Baron Baptiste's Being of Power
In this book, Baptiste shares insights on how to live an empowered life. He talks about how to transform your relationships with others and with yourself, how to align with your true purpose in life, how to break through holding patterns to heal. This book helped me think about who I am, about shedding my masks to live in the most authentic way possible.
"When you change your focus from limitations to boundless possibilities, from doubt and fear to love and confidence, you open your world in entirely new ways. You stop worrying about fixing what's wrong with you and start living from all that's right within you."

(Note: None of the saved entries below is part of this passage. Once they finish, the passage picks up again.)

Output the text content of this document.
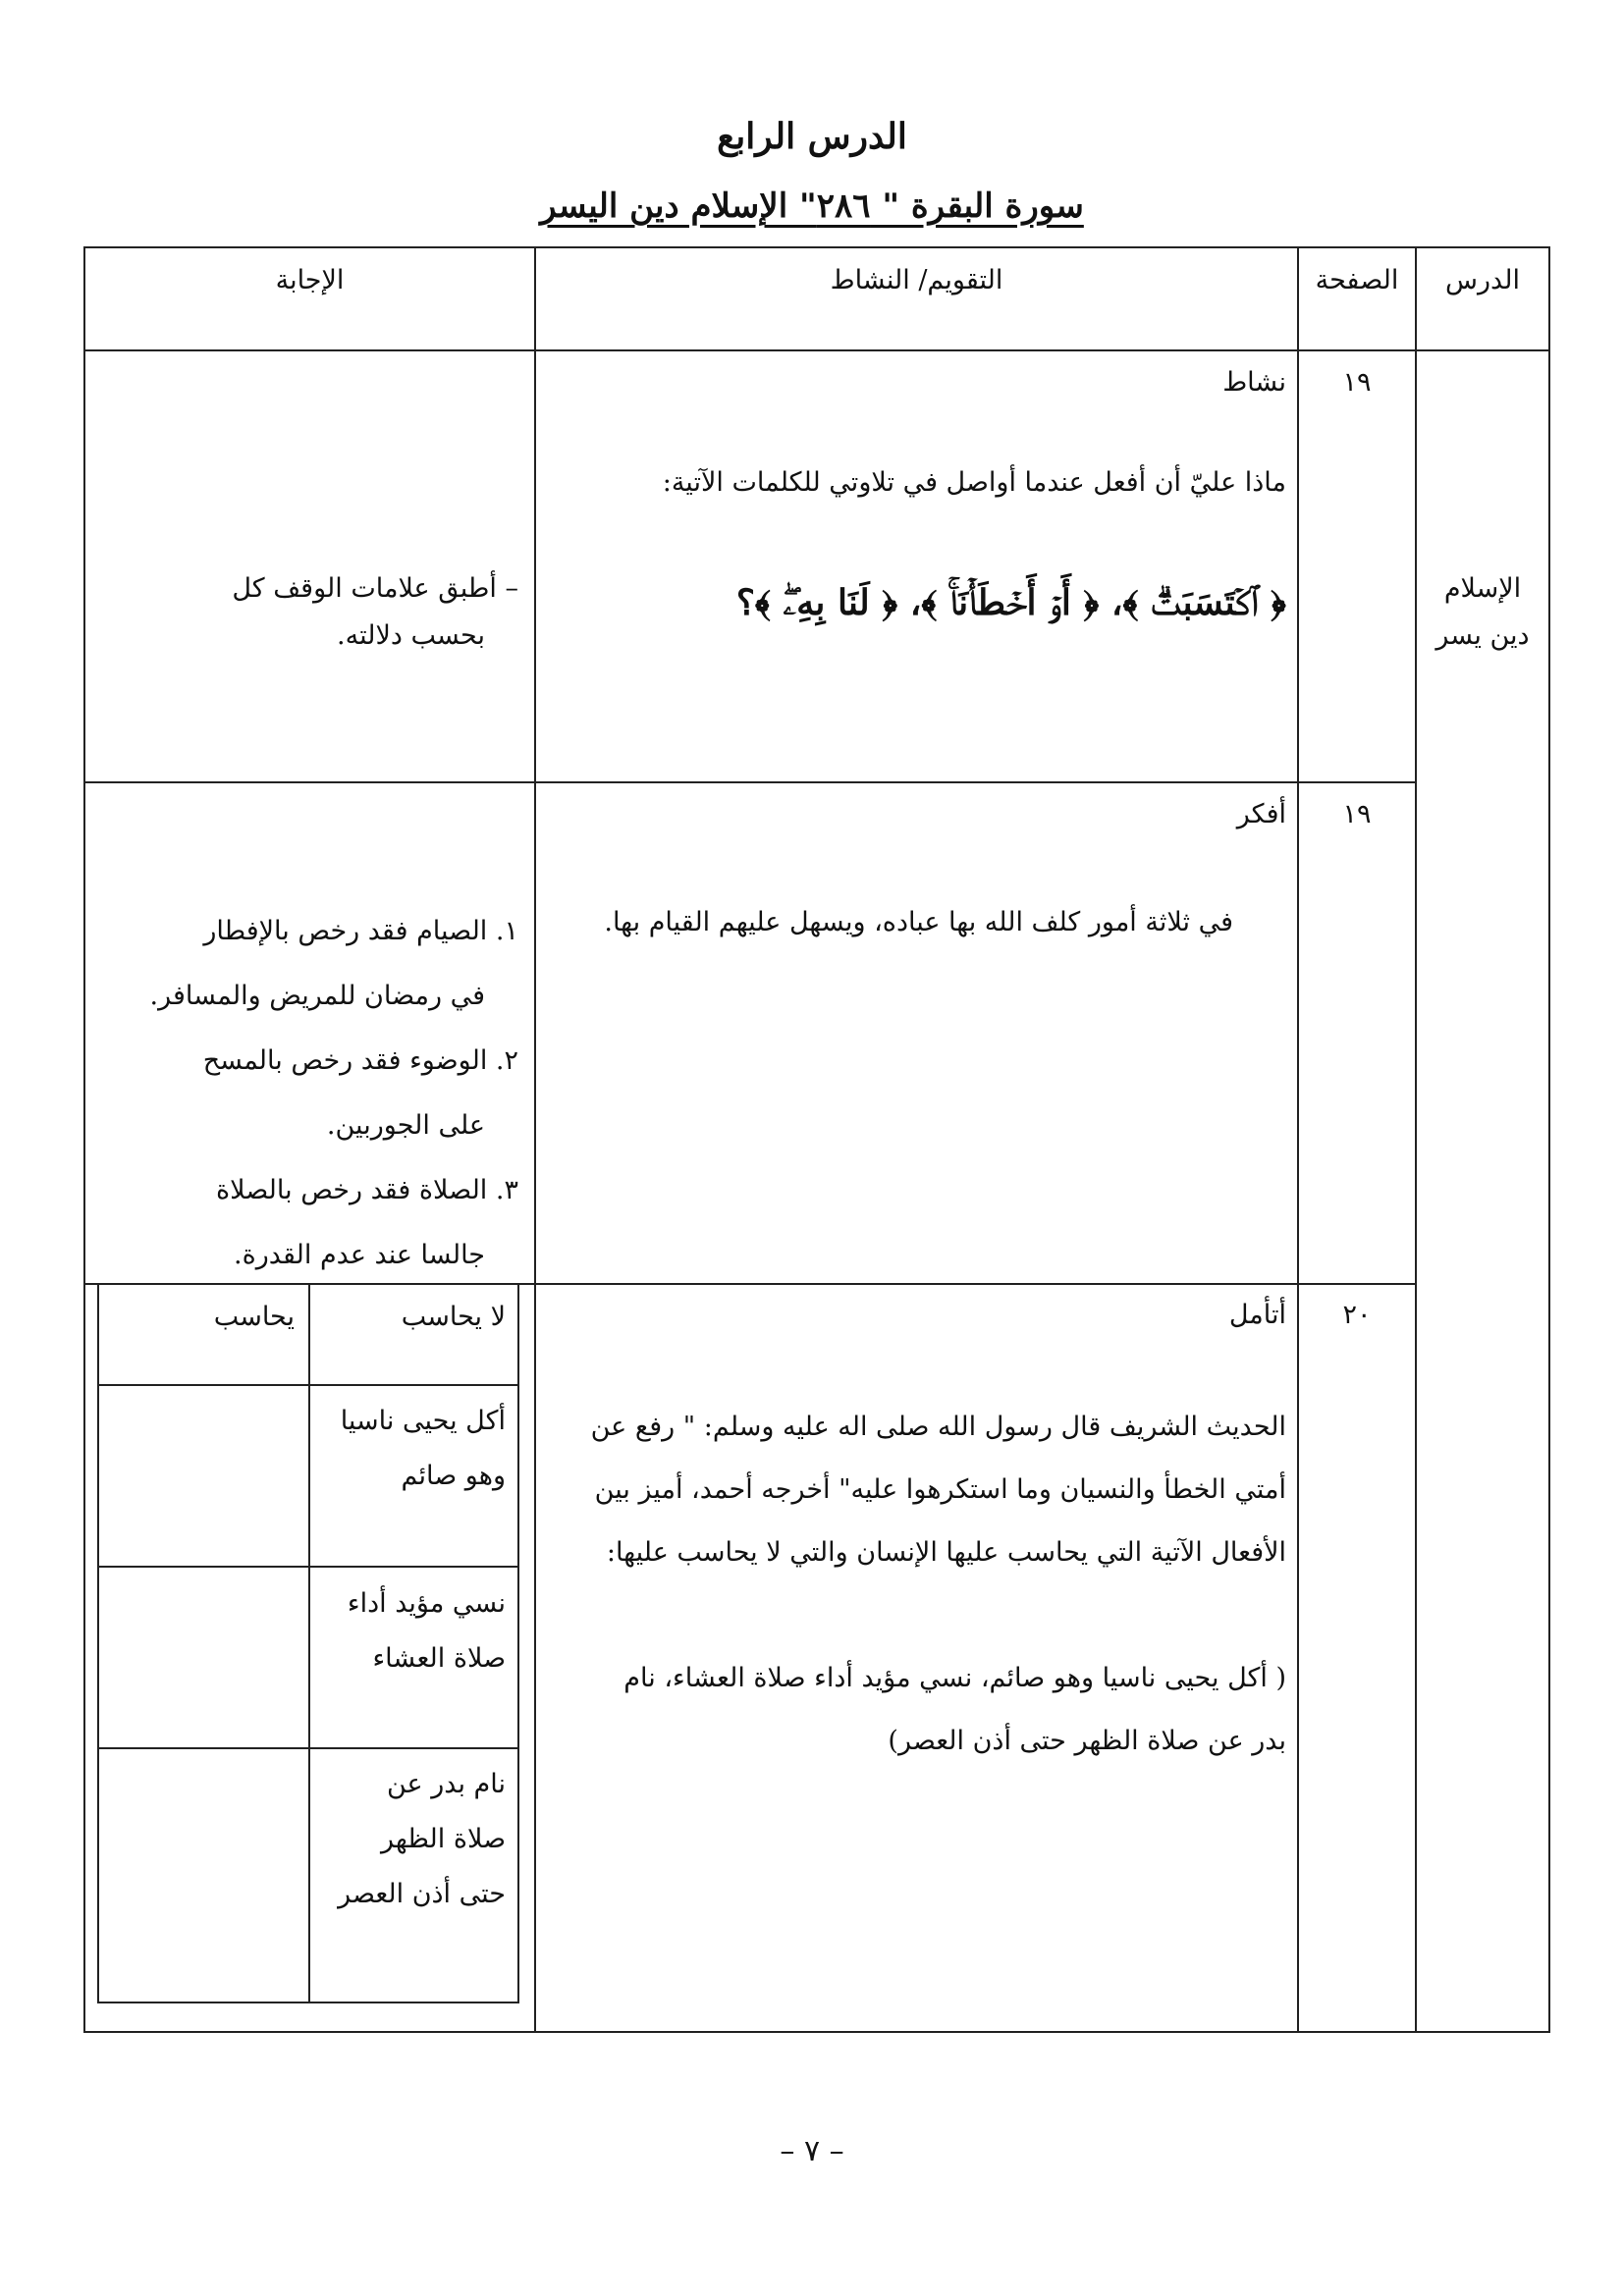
الدرس الرابع
سورة البقرة " ٢٨٦" الإسلام دين اليسر
الدرس
الصفحة
التقويم/ النشاط
الإجابة
الإسلام
دين يسر
١٩
نشاط
ماذا عليّ أن أفعل عندما أواصل في تلاوتي للكلمات الآتية:
﴿ ٱكۡتَسَبَتۡۗ ﴾، ﴿ أَوۡ أَخۡطَأۡنَاۚ ﴾، ﴿ لَنَا بِهِۦۖ ﴾؟
– أطبق علامات الوقف كل
بحسب دلالته.
١٩
أفكر
في ثلاثة أمور كلف الله بها عباده، ويسهل عليهم القيام بها.
١. الصيام فقد رخص بالإفطار
في رمضان للمريض والمسافر.
٢. الوضوء فقد رخص بالمسح
على الجوربين.
٣. الصلاة فقد رخص بالصلاة
جالسا عند عدم القدرة.
٢٠
أتأمل
الحديث الشريف قال رسول الله صلى اله عليه وسلم: " رفع عن
أمتي الخطأ والنسيان وما استكرهوا عليه" أخرجه أحمد، أميز بين
الأفعال الآتية التي يحاسب عليها الإنسان والتي لا يحاسب عليها:
( أكل يحيى ناسيا وهو صائم، نسي مؤيد أداء صلاة العشاء، نام
بدر عن صلاة الظهر حتى أذن العصر)
لا يحاسب
يحاسب
أكل يحيى ناسيا
وهو صائم
نسي مؤيد أداء
صلاة العشاء
نام بدر عن
صلاة الظهر
حتى أذن العصر
– ٧ –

Leslie Kaminoff's Yoga Anatomy
A standard textbook for all yogis. I love it because after a few days of flipping through its illustrated pages, I started to visualise myself, and my students, as a collection of muscles. This helped me think about the physical aspects of yoga in tandem with the divine and psychological. Through years of practice, I have a deeply embodied knowledge of which poses will stretch which parts of my aching body, but this book gave me beautiful, coloured images that enhanced this knowledge. As yoga is a healing practice, I often have students who come to me with injuries from other sports or from their sedentary lifestyle. I recommend this to them.
Kaivalya & van der Kooij's Myths of the Asanas
The book is fascinating as it tells us the myths behind the various poses. After reading this, I was able to think about the more metaphorical purpose of each pose. For example, have you wondered what halasana – plough pose – is all about? Or virabhadrasana – warrior pose? How about fish pose – matsyasana?
On my YouTube channel, I have shared 15 of these stories and the associated poses – check it out: https://www.youtube.com/
Michael Stone's The Inner Tradition of Yoga
Stone highlights some of the transformative dimensions of yoga. He explains how suffering continues in cycles. The turning of the wheel of suffering (dukkha) is called 'samsara,' which is a metaphor for meaninglessness. It refers to the endless cycle of birth, death, and rebirth. Each moment of experience, whether in stillness or reactivity, sets up the pattern for the next consecutive moment (karma). As we take actions (karma), based on our habitual patterns, we reinforce in the mind and body those same patterns. We are unable to experience the present moment without filters of perception. These feedback loops we create form our psychological and physical patterns (samskaras), as ingrained and self-perpetuating matrices that keep us bound to our conditioned existence, preventing us from experiencing each moment with freedom. With practice, we are able to transcend our patterns and meet each and every moment with openness. Then we arrive in the present moments of life, free to respond with an open and creative heart. Yoga is a path out of our present conditioning towards this freedom.